Argumento que, ao resgatar a noção marxiana de totalidade social, a TRS avança em
relação à formulações anteriores da perspectiva unitária no sentido de desenvolver uma
compreensão da dinâmica que envolve a produção capitalista e a reprodução da vida
cotidiana da classe trabalhadora, i.e., as relações de opressão, exploração, expropriação
e alienação nas sociedades contemporâneas. Trata-se de importante e distinta chave de
análise das interações entre classe, raça, gênero e sexualidade no capitalismo.
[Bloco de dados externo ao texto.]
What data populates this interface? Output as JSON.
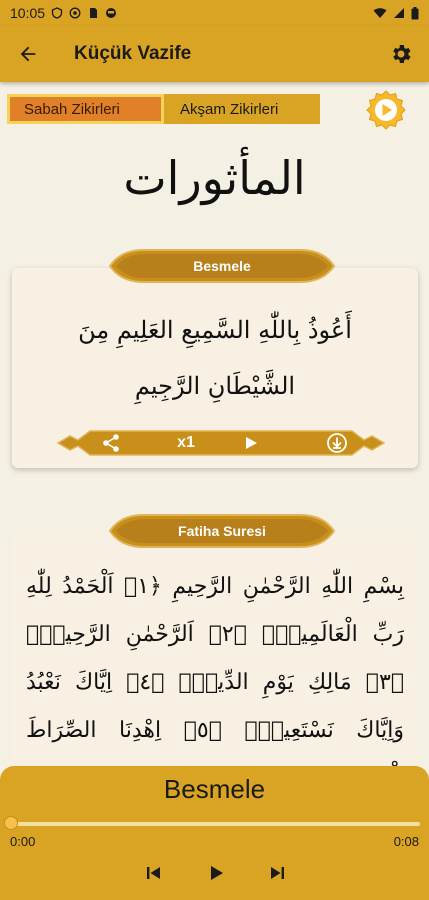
{
  "status_bar": {
    "time": "10:05",
    "icons": [
      "shield-icon",
      "at-icon",
      "sim-icon",
      "circle-icon",
      "wifi-icon",
      "signal-icon",
      "battery-icon"
    ]
  },
  "app_bar": {
    "title": "Küçük Vazife",
    "back_icon": "back-arrow-icon",
    "settings_icon": "gear-icon"
  },
  "tabs": [
    {
      "label": "Sabah Zikirleri",
      "active": true
    },
    {
      "label": "Akşam Zikirleri",
      "active": false
    }
  ],
  "header_calligraphy": "المأثورات",
  "cards": [
    {
      "title": "Besmele",
      "text": "أَعُوذُ بِاللّٰهِ السَّمِيعِ العَلِيمِ مِنَ الشَّيْطَانِ الرَّجِيمِ",
      "repeat": "x1"
    },
    {
      "title": "Fatiha Suresi",
      "text": "بِسْمِ اللّٰهِ الرَّحْمٰنِ الرَّحِيمِ ﴿١﴾ اَلْحَمْدُ لِلّٰهِ رَبِّ الْعَالَمِينَۙ ﴿٢﴾ اَلرَّحْمٰنِ الرَّحِيمِۙ ﴿٣﴾ مَالِكِ يَوْمِ الدِّينِۜ ﴿٤﴾ اِيَّاكَ نَعْبُدُ وَاِيَّاكَ نَسْتَعِينُۜ ﴿٥﴾ اِهْدِنَا الصِّرَاطَ الْمُسْتَقِيمَۙ"
    }
  ],
  "player": {
    "title": "Besmele",
    "time_current": "0:00",
    "time_total": "0:08",
    "progress": 0.0
  },
  "colors": {
    "accent": "#d9a423",
    "tab_active": "#e0812a",
    "background": "#f5f0e4",
    "card_header": "#c8901a"
  }
}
Palavras-chave: Teoria da Reprodução Social; Gênero; Raça; Totalidade Social.
Abstract
This paper aims to discuss the distinctive aspects of Social Reproduction Theory (SRT). I
argue that by recovering Marx’s notion of social totality, SRT moves forward from
previous formulations from the unitary perspective in order to develop a understanding
of the dynamics surrounding capitalist production and the reproduction of the daily life
of the working class, i.e., the relations of oppression, exploitation, expropriation and
alienation in contemporary societies. This could be an important interpretative key for
the comprehension of class, race, gender and sexuality interactions in capitalism.
Keywords: Social Reproduction Theory; Gender; Race; Social Totality.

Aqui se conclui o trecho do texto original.